Mitski
Mitski
Mitski
Mitski
W tym gwałtownym wybuchu punkowej wściekłości Mitski wielokrotnie zestawia egzystencjalne idee z pieszymi troskami życia. To podkreśla rozdźwięk między wielkim zakresem jej myśli a rzeczywistością tego, co musi zrobić, aby przetrwać w społeczeństwie. Absurdalność tego kontrastu sprawia, że błaga o szansę na śmierć męczeńską, tak jak Jezus.
Zamiast zajmować się przyziemnością życia, stara się umrzeć w sposób, który nada jej życiu sens.
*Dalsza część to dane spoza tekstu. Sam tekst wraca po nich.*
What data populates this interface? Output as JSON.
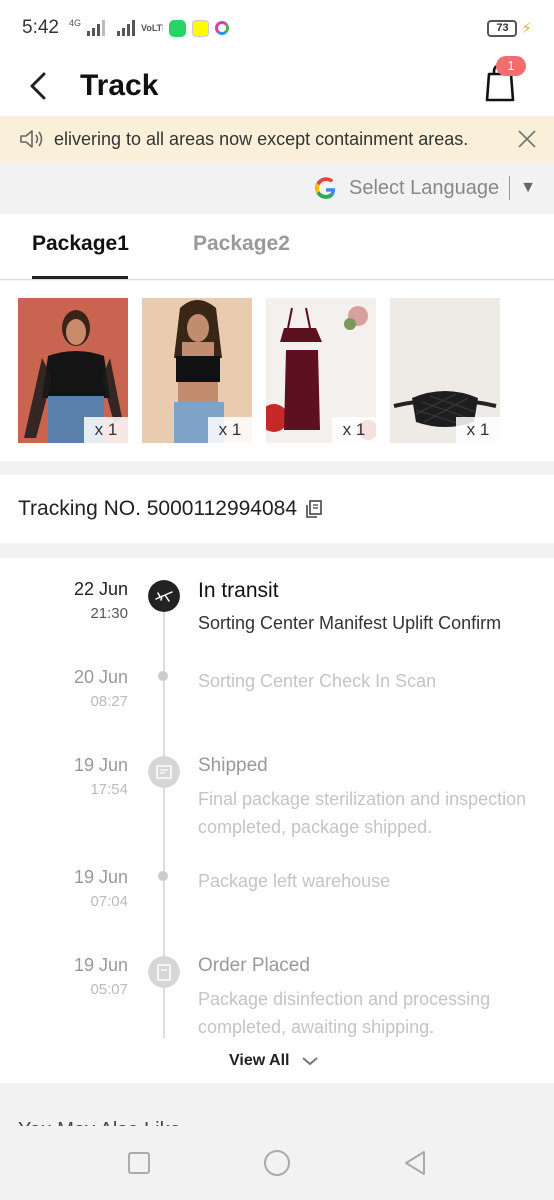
{
  "status_bar": {
    "time": "5:42",
    "network": "4G",
    "volte": "VoLTE",
    "battery": "73"
  },
  "header": {
    "title": "Track",
    "cart_count": "1"
  },
  "notice": {
    "text": "elivering to all areas now except containment areas."
  },
  "language": {
    "label": "Select Language"
  },
  "tabs": [
    {
      "label": "Package1",
      "active": true
    },
    {
      "label": "Package2",
      "active": false
    }
  ],
  "products": [
    {
      "name": "black-top-mesh-sleeves",
      "qty": "x 1"
    },
    {
      "name": "black-crop-cami",
      "qty": "x 1"
    },
    {
      "name": "burgundy-two-piece-set",
      "qty": "x 1"
    },
    {
      "name": "black-quilted-belt-bag",
      "qty": "x 1"
    }
  ],
  "tracking": {
    "label": "Tracking NO. 5000112994084"
  },
  "timeline": [
    {
      "date": "22 Jun",
      "time": "21:30",
      "title": "In transit",
      "desc": "Sorting Center Manifest Uplift Confirm",
      "icon": "airplane-icon",
      "active": true
    },
    {
      "date": "20 Jun",
      "time": "08:27",
      "title": "",
      "desc": "Sorting Center Check In Scan",
      "icon": "dot",
      "active": false
    },
    {
      "date": "19 Jun",
      "time": "17:54",
      "title": "Shipped",
      "desc": "Final package sterilization and inspection completed, package shipped.",
      "icon": "package-icon",
      "active": false
    },
    {
      "date": "19 Jun",
      "time": "07:04",
      "title": "",
      "desc": "Package left warehouse",
      "icon": "dot",
      "active": false
    },
    {
      "date": "19 Jun",
      "time": "05:07",
      "title": "Order Placed",
      "desc": "Package disinfection and processing completed, awaiting shipping.",
      "icon": "order-icon",
      "active": false
    }
  ],
  "view_all": "View All",
  "bottom_heading": "You May Also Like",
  "colors": {
    "accent_badge": "#f26d6d",
    "notice_bg": "#faefd9",
    "active_node": "#222222",
    "inactive_text": "#c4c4c4"
  }
}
Młodzieńczy nihilizm i młodzieńcza histrionika spotykają się tutaj w klimacie kulminacyjnym, kiedy artystka wyobraża sobie siebie jako ukrzyżowanego Chrystusa, uciekającą od codziennych trosk poprzez epickie męczeństwo.
Mitski nic nie „robi” - znalezienie pracy to dobry pierwszy krok do zrobienia czegokolwiek, zwłaszcza jeśli nie wie, jak „zapłaci czynsz”. Jak już wspomniano, jej walka finansowa jest rozpaczliwa. Ma też do czynienia z epizodem maniakalnym. Na pewno nie jest to dobre połączenie. Jej skłonności samobójcze ujawniają się w trakcie rozmowy kwalifikacyjnej o pracę, której bardzo potrzebuje.